Uitspraak
1.Procesverloop in cassatie
2.Beoordeling van het cassatiemiddel
3.Beslissing
7 juni 2022.
Hoge Raad
In deze zaak heeft de Hoge Raad op 7 juni 2022 uitspraak gedaan in een cassatieprocedure tegen een arrest van het gerechtshof 's-Hertogenbosch. De verdachte was beschuldigd van schennis van de eerbaarheid, omdat hij op 6 mei 2017 in Horst, op een openbare plaats, met zijn hand in zijn broek ter hoogte van zijn geslachtsdeel op en neer gaande bewegingen maakte, terwijl hij zich bevond achter twee 11-jarige meisjes. De vraag die centraal stond was of voor het aannemen van schennis van eerbaarheid vereist is dat het geslachtsdeel van de verdachte ook daadwerkelijk onbekleed waarneembaar is geweest.
Het hof had geoordeeld dat dit niet het geval was en dat de handelingen van de verdachte, ondanks dat zijn geslachtsdeel niet zichtbaar was, toch als schennis van de eerbaarheid konden worden aangemerkt. De Hoge Raad bevestigde dit oordeel en oordeelde dat artikel 239 van het Wetboek van Strafrecht zich richt tegen ongevraagde en ongewenste seksueel getinte confrontaties met het menselijk lichaam, ongeacht of deze delen van het lichaam zichtbaar zijn of niet. De Hoge Raad verwierp het cassatiemiddel van de verdachte, dat betoogde dat de handelingen niet als schennis konden worden gekwalificeerd omdat het geslachtsdeel niet zichtbaar was.

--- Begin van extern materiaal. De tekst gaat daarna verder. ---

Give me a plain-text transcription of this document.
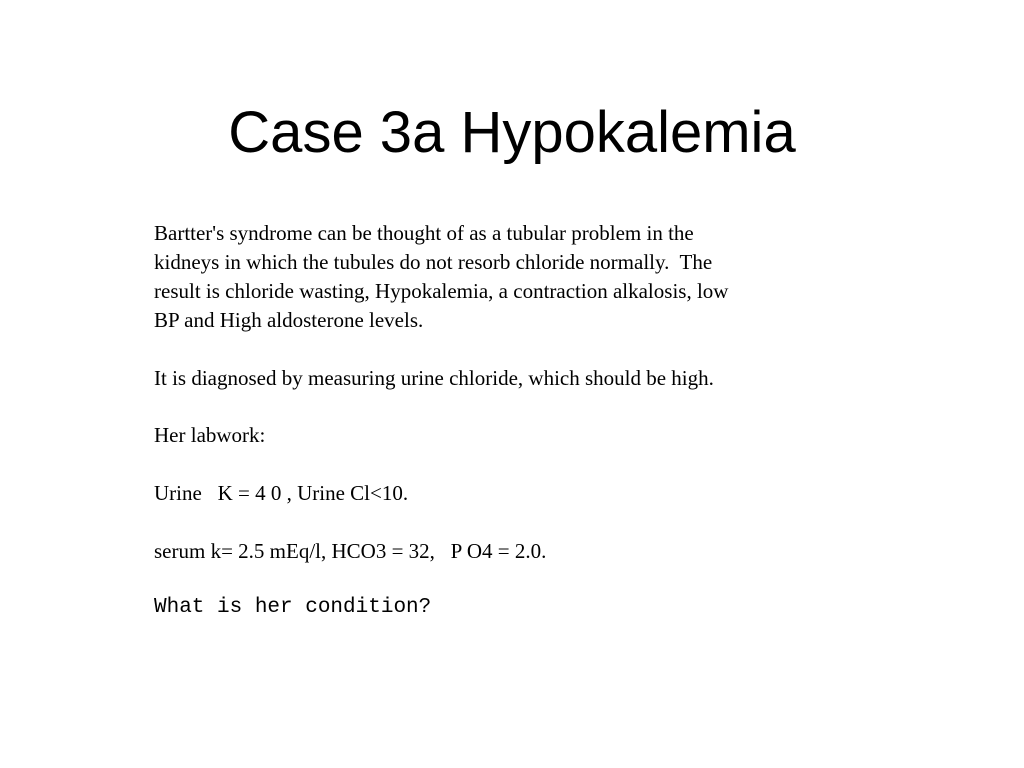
Case 3a Hypokalemia

Bartter's syndrome can be thought of as a tubular problem in the
kidneys in which the tubules do not resorb chloride normally.  The
result is chloride wasting, Hypokalemia, a contraction alkalosis, low
BP and High aldosterone levels.

It is diagnosed by measuring urine chloride, which should be high.

Her labwork:

Urine   K = 4 0 , Urine Cl<10.

serum k= 2.5 mEq/l, HCO3 = 32,   P O4 = 2.0.

What is her condition?
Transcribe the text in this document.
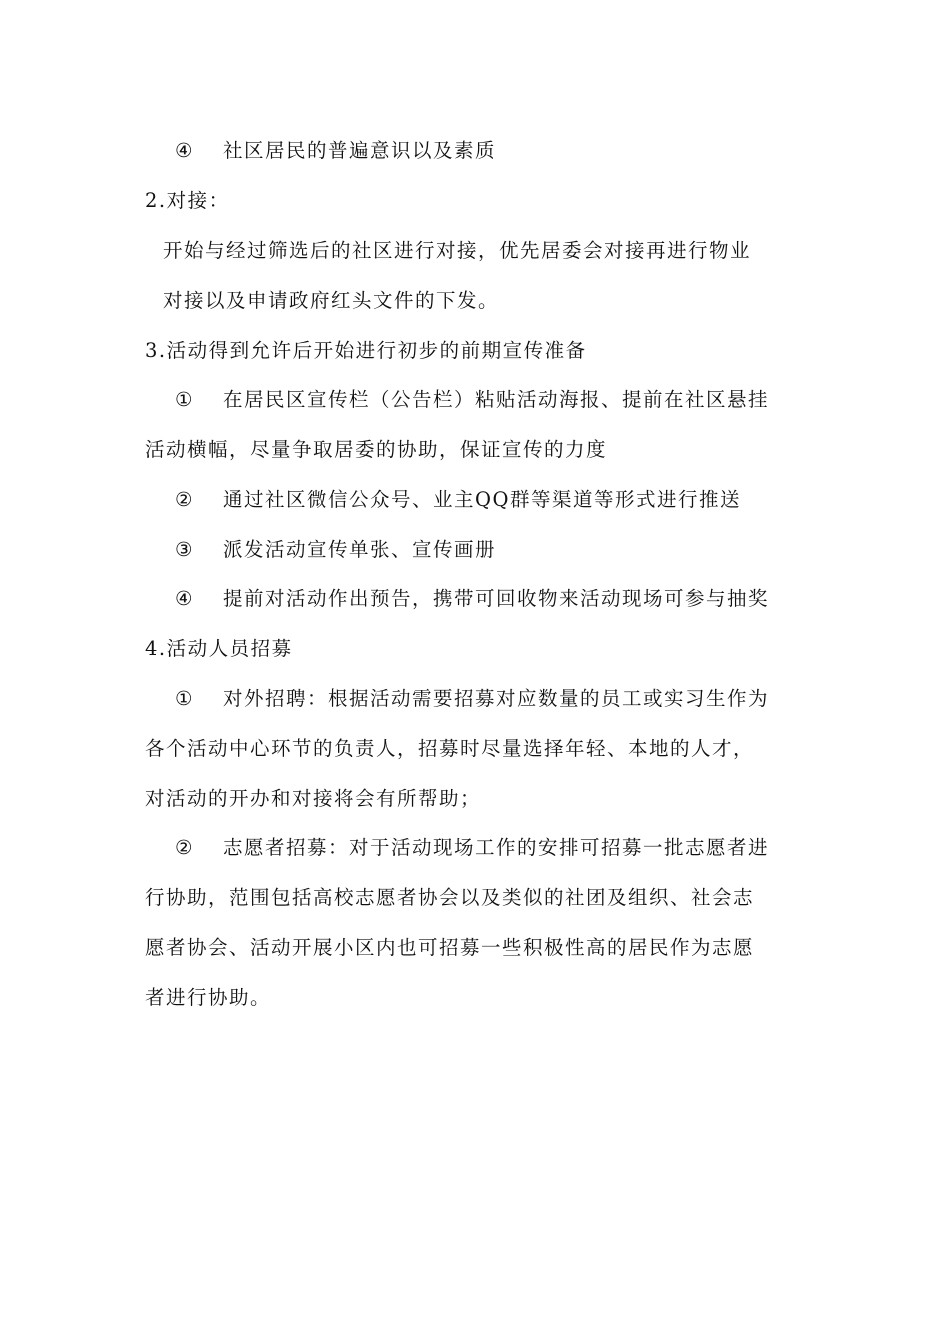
④ 社区居民的普遍意识以及素质
2.对接：
开始与经过筛选后的社区进行对接，优先居委会对接再进行物业
对接以及申请政府红头文件的下发。
3.活动得到允许后开始进行初步的前期宣传准备
① 在居民区宣传栏（公告栏）粘贴活动海报、提前在社区悬挂
活动横幅，尽量争取居委的协助，保证宣传的力度
② 通过社区微信公众号、业主QQ群等渠道等形式进行推送
③ 派发活动宣传单张、宣传画册
④ 提前对活动作出预告，携带可回收物来活动现场可参与抽奖
4.活动人员招募
① 对外招聘：根据活动需要招募对应数量的员工或实习生作为
各个活动中心环节的负责人，招募时尽量选择年轻、本地的人才，
对活动的开办和对接将会有所帮助；
② 志愿者招募：对于活动现场工作的安排可招募一批志愿者进
行协助，范围包括高校志愿者协会以及类似的社团及组织、社会志
愿者协会、活动开展小区内也可招募一些积极性高的居民作为志愿
者进行协助。
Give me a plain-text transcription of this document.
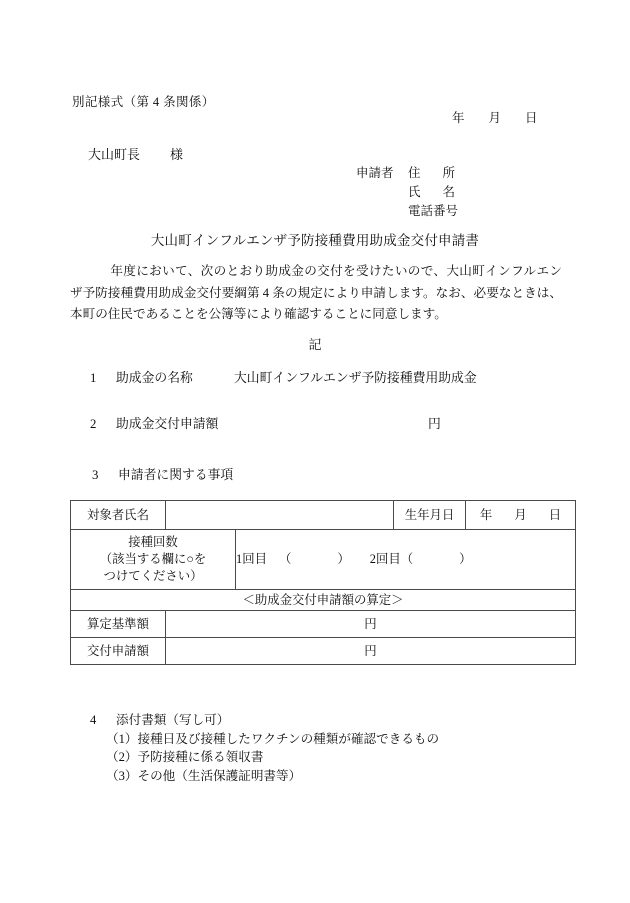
別記様式（第 4 条関係）
年 月 日
大山町長 様
申請者 住 所
氏 名
電話番号
大山町インフルエンザ予防接種費用助成金交付申請書
年度において、次のとおり助成金の交付を受けたいので、大山町インフルエンザ予防接種費用助成金交付要綱第 4 条の規定により申請します。なお、必要なときは、本町の住民であることを公簿等により確認することに同意します。
記
1 助成金の名称	大山町インフルエンザ予防接種費用助成金
2 助成金交付申請額	円
3 申請者に関する事項
対象者氏名			生年月日	年 月 日

接種回数
（該当する欄に○を
つけてください）		1回目 （ ） 2回目（ ）		
＜助成金交付申請額の算定＞				
算定基準額	円			
交付申請額	円			
4 添付書類（写し可）
（1）接種日及び接種したワクチンの種類が確認できるもの
（2）予防接種に係る領収書
（3）その他（生活保護証明書等）
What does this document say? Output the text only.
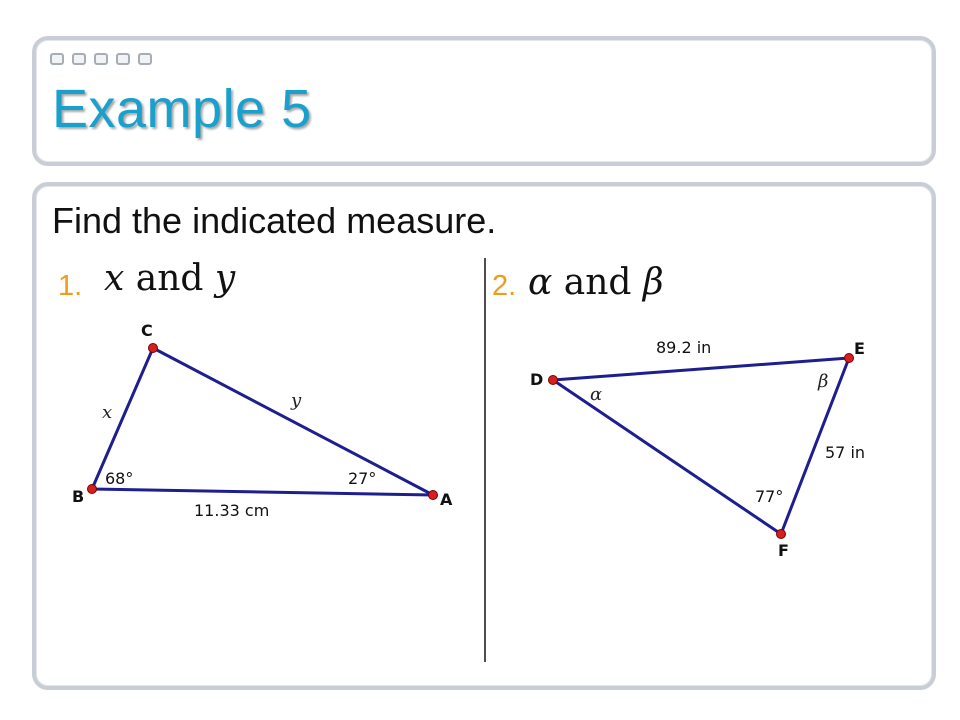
Example 5
Find the indicated measure.
1. x and y	2. α and β
C
B	A
68°	27°
11.33 cm
x
y
D
E
F
89.2 in
57 in
77°
α
β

De Hoge Raad benadrukte dat de confrontatie met gedragingen die voor een normaal ontwikkeld schaamtegevoel kwetsend kunnen zijn, ook zonder zichtbare delen van het lichaam als schennis van de eerbaarheid kan worden aangemerkt. De uitspraak van het hof werd derhalve bevestigd, en het beroep van de verdachte werd verworpen.